Boya en resta la bouche ouverte, choqué par l'agressivité du chef de secte. QingMing aurait bien remis Zhong Xing à sa place n'eusse été la main de Boya qui se serra sur son poignet.

"- Dans ce cas, nous allons vous laisser à votre repos, Zhong Xing. Vous serez peut-être un peu plus gracieux après quelques heures de sommeil." Ne put quand même se retenir QingMing.

Il raccompagna un Boya dépité à ses appartements.

"- Je ne comprends pas ce qui lui arrive."

"- Vous devriez vraiment discuter avec lui, Boya. Je ne peux le rassurer à votre place. Je crois qu'il a peur de ce que je vous force à faire."
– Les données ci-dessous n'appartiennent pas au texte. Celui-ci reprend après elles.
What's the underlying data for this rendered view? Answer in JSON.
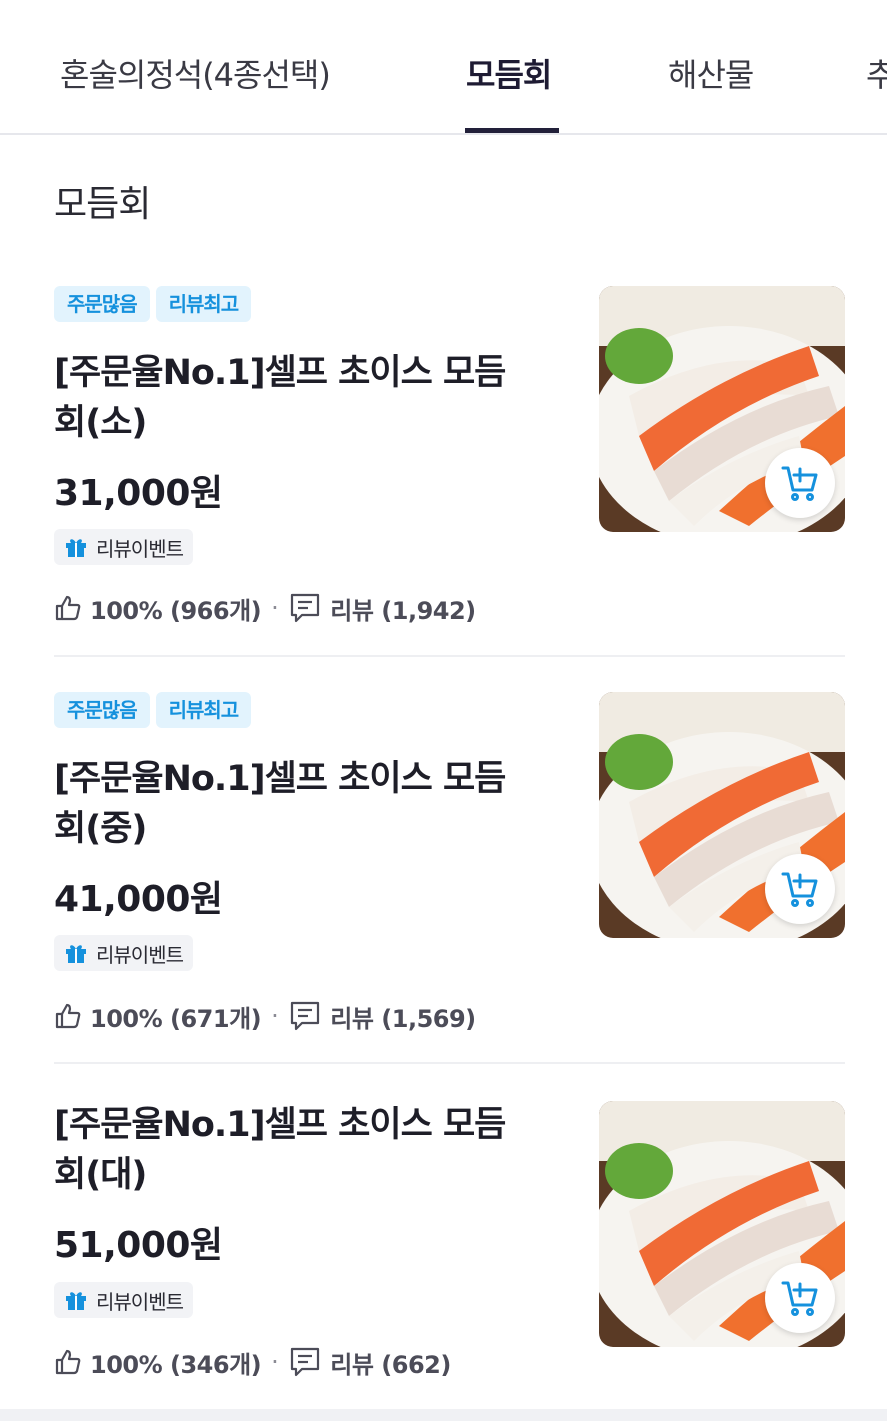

Le chasseur renifla. Le forcer. Ben voyons. Il n'acceptait de jouer les Anbei Furen que pour rendre service. Il n'était pas forcé.

"- Je lui parlerais demain."

Enfin, tout à l'heure quoi.

Le temps semblait s'être ralentit pour Boya depuis son arrivée dans le Domaine du Seigneur Anbei, il en prenait soudain conscience. Malgré tout ce qu'il faisait, malgré son emploi du temps surchargé, il avait l'impression que le temps s'était non pas figé, mais qu'il s'étirait en longueur.

Sha ShengShi lui servit son thé, le front froncé par l'inquiétude.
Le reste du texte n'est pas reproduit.